Here’s a photo of the BikeE’s old reliable Avenir odometer, taken in the garage in New Berlin, WI.


And here’s a rare action shot, of Jeffrey riding into the New Berlin garage last night.


This morning, we headed west from New Berlin. The air became hot and close, slowing us considerably. But with the warm weather, lots of locals were driving with their windows open. Throughout the day, we got many thumbs-ups and heard words of encouragement: “All the way from New York, good for you!” “Welcome to Wisconsin! Be sure to try our cheese!” “Human riights! That’s fantastic!” Etc.

The countryside became pretty as we got away from the Milwaukee suburbs. There were rolling hills



and bodies of water like Golden Lake


and McMansions, or maybe just mansions, in fancy developments; this 5 bedroom, 4 bath single-family house is offered at $1.8 million, which might buy you a nice 2 bedroom apartment in NYC.


The terrain was at the edge of the glacier that covered northern Wisconsin 11,000 years ago. The rocks left behind must make for interesting viewing, but we had no time for detours.


Beside the heat, we had to deal with rough roads


and another flat in the last of our supposedly self-sealing rear tubes! The tube had lasted only one day. This time, before replacing the tube, Jeffrey applied a patch to the inside of the tire where he found a puncture in the lining. Maybe this reinforcement will protect the tube from abrasion at that spot.

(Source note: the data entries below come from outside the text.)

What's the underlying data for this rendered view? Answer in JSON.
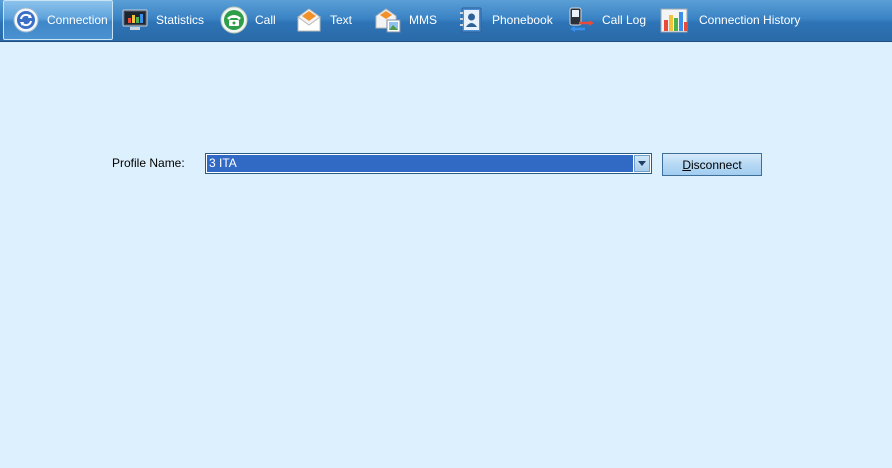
{
  "toolbar": {
    "tabs": [
      {
        "label": "Connection",
        "icon": "connection-refresh-icon",
        "active": true
      },
      {
        "label": "Statistics",
        "icon": "statistics-monitor-icon",
        "active": false
      },
      {
        "label": "Call",
        "icon": "phone-icon",
        "active": false
      },
      {
        "label": "Text",
        "icon": "envelope-icon",
        "active": false
      },
      {
        "label": "MMS",
        "icon": "mms-envelope-icon",
        "active": false
      },
      {
        "label": "Phonebook",
        "icon": "phonebook-icon",
        "active": false
      },
      {
        "label": "Call Log",
        "icon": "call-log-icon",
        "active": false
      },
      {
        "label": "Connection History",
        "icon": "connection-history-icon",
        "active": false
      }
    ]
  },
  "connection": {
    "profile_label": "Profile Name:",
    "profile_value": "3 ITA",
    "disconnect_mnemonic": "D",
    "disconnect_rest": "isconnect"
  },
  "colors": {
    "toolbar_bg": "#3a83c4",
    "page_bg": "#ddf0fd",
    "selection": "#316ac5"
  }
}
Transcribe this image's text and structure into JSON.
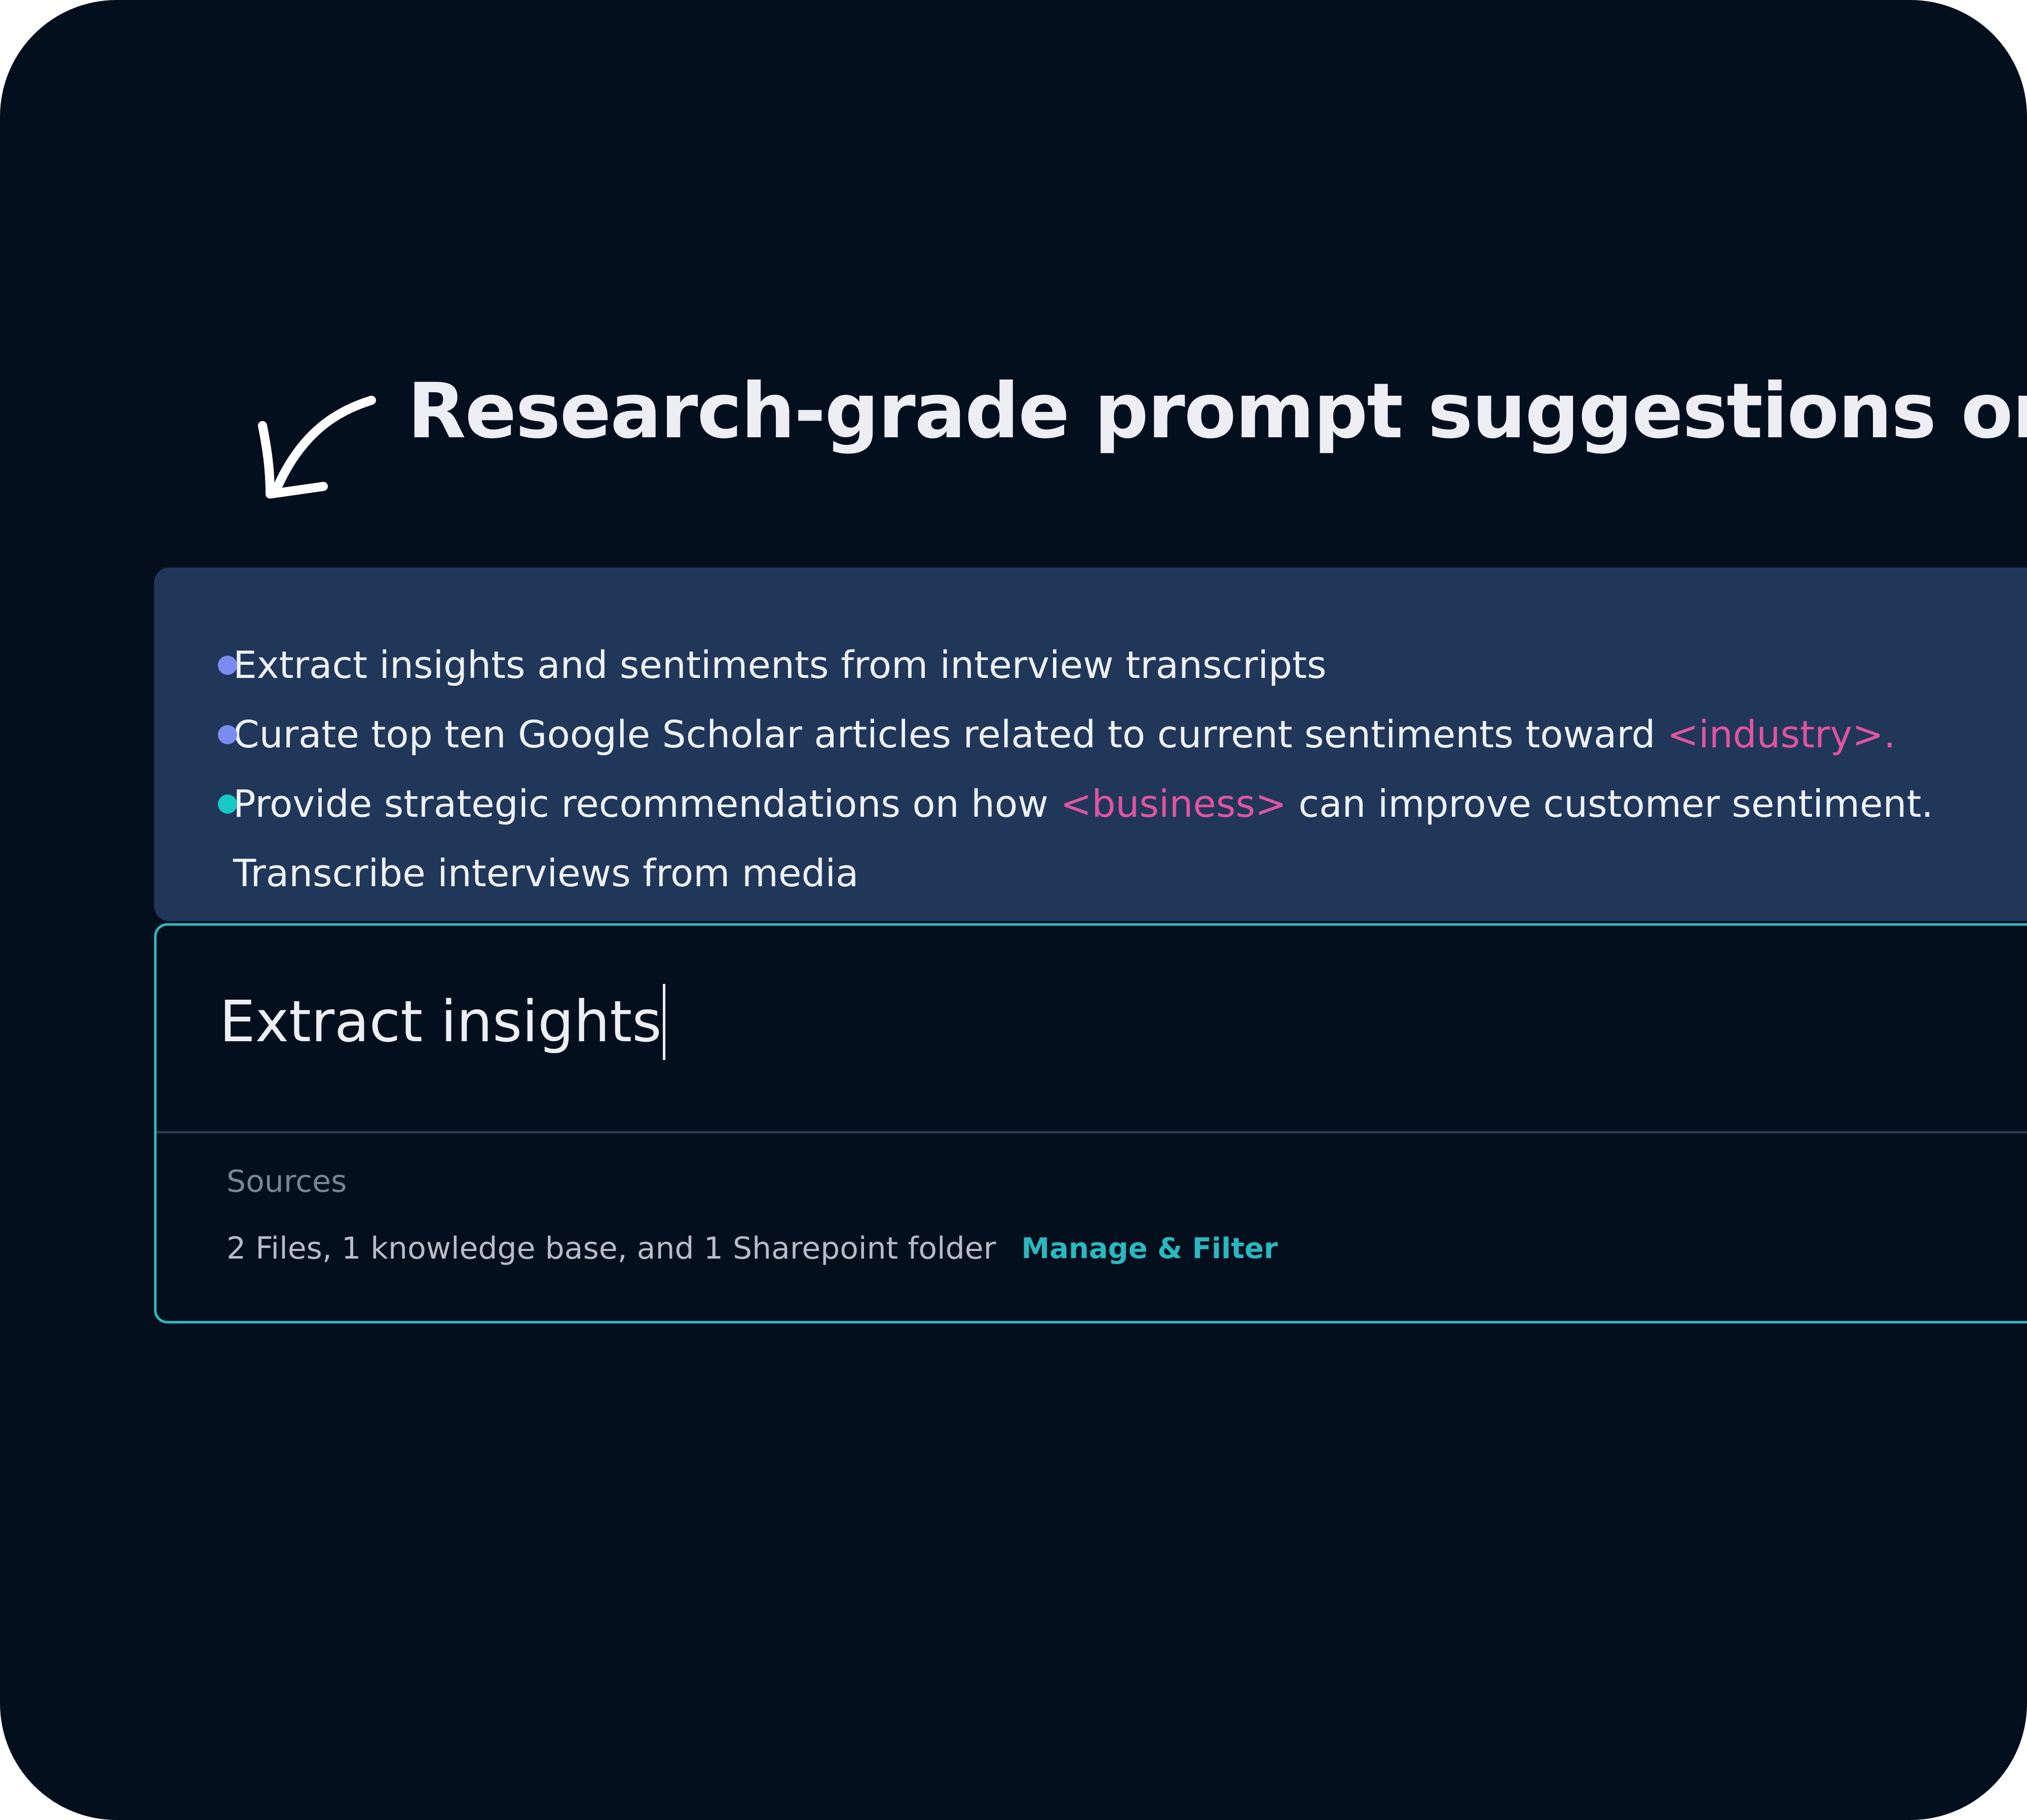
{
  "headline": "Research-grade prompt suggestions on type",
  "suggestions": [
    {
      "dot_color": "#7b8cf0",
      "text": "Extract insights and sentiments from interview transcripts",
      "placeholder": "",
      "text_after": ""
    },
    {
      "dot_color": "#7b8cf0",
      "text": "Curate top ten Google Scholar articles related to current sentiments toward ",
      "placeholder": "<industry>.",
      "text_after": ""
    },
    {
      "dot_color": "#17c9c4",
      "text": "Provide strategic recommendations on how ",
      "placeholder": "<business>",
      "text_after": " can improve customer sentiment."
    },
    {
      "dot_color": "",
      "text": "Transcribe interviews from media",
      "placeholder": "",
      "text_after": ""
    }
  ],
  "input": {
    "value": "Extract insights",
    "sources_label": "Sources",
    "sources_summary": "2 Files, 1 knowledge base, and 1 Sharepoint folder",
    "manage_link": "Manage & Filter"
  },
  "colors": {
    "background": "#040f1e",
    "panel": "#20375a",
    "accent": "#2bb7bd",
    "placeholder": "#e0549f"
  },
  "icons": {
    "arrow": "curved-arrow-down-left-icon"
  }
}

This will give you an idea of the condition of the roads. Not all are bad, and the bad ones aren’t all like this. But just imagine cycling over and around this sort of surface.


We stopped for lunch in Sullivan, a town with fewer than 700 inhabitants. We saw three bars in the little downtown; there may be more. In the bar we chose for Jeffrey’s grilled cheese sandwich, the proprietress donated to Human Rights First as soon as she learned why we are doing the Ride. When we left, she and the patrons warmly wished us well. This is typical of how people react when they hear that Human Rights First finds volunteer lawyers to represent refugees. People out here don’t know much about immigrants. But finding help for bewildered refugees strikes them as fair and right.

Yesterday we promised to tell you what languages we saw on signs as we moved farther west. Today we saw only English . . . and German! Note the word under the name of this town:


There were other signs, too. An adopt-a-highway litter control sign thanks the Volkssport Club of Madison for its participation.

German was a language of instruction in Wisconsin public schools in the 1800s. German immigrants gave enthusiastic support to the Union during the Civil War. They became a permanent part of the American social fabric. We suspect speakers of other non-English languages, including Spanish, will do the same.

Now . . . what about Bullwinkle?

So many of you have donated, we stopped at the post office in unincorporated Helenville to buy more stamps for your promised souvenir postcards. Jeffrey got to talking to the clerk — it doesn’t take much to get Jeffrey to talk — and the clerk told him how the town got its name. The postmaster had wanted to give the town his own surname, but the locals objected. So Mr. Bullwinkle named the town after his wife.